The principles we live by – especially when it’s a challenge – is the main theme of A Hidden Life. Franz takes a principled stand against what he finds morally indefensible, even at the ultimate cost and when a simple signature could set him free. He does so even when members of the clergy urge him to go along to get along.

Several times throughout the movie, Franz is reminded that one single person’s resistance means nothing in the face of history. He and his actions will be forgotten, he is assured by his captors. Why not just renounce his beliefs and swear allegiance to Hitler? Franz’s actions might not have stopped the war, but his most powerful act was to set an example. If more people had done so, that could have led to a transformational shift that stopped hate, death, and destruction in its tracks. The best lesson A Hidden Life imparts is that we always have the opportunity to be a part of that kind of transformation.

ffc 4 stars.jpg

Why it got 4 stars:
- A Hidden Life is right up there with Days of Heaven and The Tree of Life, which is among Malick’s best work. The story is compelling and emotional, and Malick’s singular elliptical style is as captivating here as it’s ever been. Despite the depressing subject matter, A Hidden Life is among the most beautifully photographed films of 2019.

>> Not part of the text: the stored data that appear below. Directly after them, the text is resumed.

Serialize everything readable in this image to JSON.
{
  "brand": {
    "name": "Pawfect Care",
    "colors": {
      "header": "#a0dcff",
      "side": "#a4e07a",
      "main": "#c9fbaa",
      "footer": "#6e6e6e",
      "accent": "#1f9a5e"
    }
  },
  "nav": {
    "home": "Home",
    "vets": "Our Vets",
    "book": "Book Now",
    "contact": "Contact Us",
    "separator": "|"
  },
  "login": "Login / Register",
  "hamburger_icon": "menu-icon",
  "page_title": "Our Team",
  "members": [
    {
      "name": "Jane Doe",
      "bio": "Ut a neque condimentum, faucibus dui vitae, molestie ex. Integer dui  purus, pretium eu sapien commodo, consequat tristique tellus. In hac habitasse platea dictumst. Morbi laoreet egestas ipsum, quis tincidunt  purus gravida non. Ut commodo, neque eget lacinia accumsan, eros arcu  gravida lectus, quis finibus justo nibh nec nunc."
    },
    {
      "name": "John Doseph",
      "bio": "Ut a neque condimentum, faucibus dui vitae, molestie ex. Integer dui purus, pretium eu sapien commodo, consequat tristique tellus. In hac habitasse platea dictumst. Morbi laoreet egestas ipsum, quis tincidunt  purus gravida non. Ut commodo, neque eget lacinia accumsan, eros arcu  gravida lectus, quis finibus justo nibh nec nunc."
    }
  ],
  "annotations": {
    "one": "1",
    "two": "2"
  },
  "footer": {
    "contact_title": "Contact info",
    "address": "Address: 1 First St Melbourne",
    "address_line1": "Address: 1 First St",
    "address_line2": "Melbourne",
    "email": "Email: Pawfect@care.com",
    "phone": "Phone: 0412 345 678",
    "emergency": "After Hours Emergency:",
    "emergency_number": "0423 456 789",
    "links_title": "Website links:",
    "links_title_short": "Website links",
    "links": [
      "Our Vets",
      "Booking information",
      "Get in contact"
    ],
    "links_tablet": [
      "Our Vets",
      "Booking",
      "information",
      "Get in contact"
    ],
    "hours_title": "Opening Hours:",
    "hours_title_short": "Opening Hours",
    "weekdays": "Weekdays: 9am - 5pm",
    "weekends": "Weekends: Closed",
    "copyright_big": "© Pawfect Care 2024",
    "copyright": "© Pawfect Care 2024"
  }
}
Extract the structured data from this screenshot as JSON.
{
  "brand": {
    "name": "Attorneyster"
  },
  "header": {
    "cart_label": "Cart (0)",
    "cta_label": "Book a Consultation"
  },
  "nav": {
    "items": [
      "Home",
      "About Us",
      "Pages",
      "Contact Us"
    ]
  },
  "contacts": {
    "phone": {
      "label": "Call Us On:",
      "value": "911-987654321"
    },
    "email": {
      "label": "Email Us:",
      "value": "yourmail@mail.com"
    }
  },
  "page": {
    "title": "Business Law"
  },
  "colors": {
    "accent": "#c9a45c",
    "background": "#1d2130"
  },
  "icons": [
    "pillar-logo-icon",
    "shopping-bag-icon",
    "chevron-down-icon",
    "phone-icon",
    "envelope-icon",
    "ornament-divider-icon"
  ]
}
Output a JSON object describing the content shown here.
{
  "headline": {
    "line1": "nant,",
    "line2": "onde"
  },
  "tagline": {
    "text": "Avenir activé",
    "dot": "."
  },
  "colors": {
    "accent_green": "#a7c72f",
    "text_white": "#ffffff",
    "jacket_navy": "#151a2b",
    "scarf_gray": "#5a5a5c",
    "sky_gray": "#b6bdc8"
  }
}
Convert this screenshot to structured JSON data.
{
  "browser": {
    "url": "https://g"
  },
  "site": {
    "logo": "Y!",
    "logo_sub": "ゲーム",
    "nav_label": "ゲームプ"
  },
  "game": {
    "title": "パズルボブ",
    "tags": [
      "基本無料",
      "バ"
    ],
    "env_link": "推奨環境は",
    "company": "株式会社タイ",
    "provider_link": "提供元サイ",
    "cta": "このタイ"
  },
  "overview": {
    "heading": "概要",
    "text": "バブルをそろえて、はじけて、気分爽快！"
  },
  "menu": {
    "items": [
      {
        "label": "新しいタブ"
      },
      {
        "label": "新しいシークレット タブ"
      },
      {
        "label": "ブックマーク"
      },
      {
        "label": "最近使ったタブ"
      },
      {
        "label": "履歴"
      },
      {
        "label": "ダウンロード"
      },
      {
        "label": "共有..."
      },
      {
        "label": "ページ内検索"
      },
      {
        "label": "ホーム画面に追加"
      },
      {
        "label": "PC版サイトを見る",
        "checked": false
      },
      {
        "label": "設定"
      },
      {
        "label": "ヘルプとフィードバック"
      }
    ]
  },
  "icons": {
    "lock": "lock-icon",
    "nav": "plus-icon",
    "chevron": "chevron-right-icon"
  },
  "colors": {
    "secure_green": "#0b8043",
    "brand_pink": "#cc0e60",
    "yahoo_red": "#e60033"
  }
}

Things I forgot to mention in my review, because, well, I'm the Forgetful Film Critic:
- Just as in Days of Heaven, Terrence Malick takes great pleasure with this film in shooting the process of farming and agriculture.
- I spent most of my review talking about the devastating beauty of the nature shots in the movie, but Malick’s camera also roves around some stunning European architecture that is just as gorgeously shot.
- There is a brief sequence where a prison guard beats Franz and it becomes a first-person perspective; the guard is essentially hitting and looking directly at the camera. I’ve never seen anything like that in a Terrence Malick film (although, admittedly, this is only the fourth one I’ve seen of his ten films).
- “It is better to suffer injustice than to do it.” I wonder how many of us would subscribe to that statement if the injustice was actually happening to us. My bet is not many.
- I’m fairly certain there is a visual nod to the fantastic Robert Bresson film A Man Escaped, another WWII film based on a real-life prisoner of the Nazis. There is a scene in both films where the prisoners form a line to dump out the waste buckets from their cells. It’s too similar not to be an homage.

Close encounters with people in movie theaters:
- Viewed on a screener disc in my glorious, darkened home theater. Cooper (our dog) never made a peep. That probably had something to do with the fact that I watched the movie with my Bluetooth headphones on, so he couldn’t hear the various animals on screen (I think sound is usually what sets him off). What I lost by not seeing this movie on the big screen, I made up for by having the dialog, music (which is also very moving), and sound effects right up close to me. It was an incredible experience.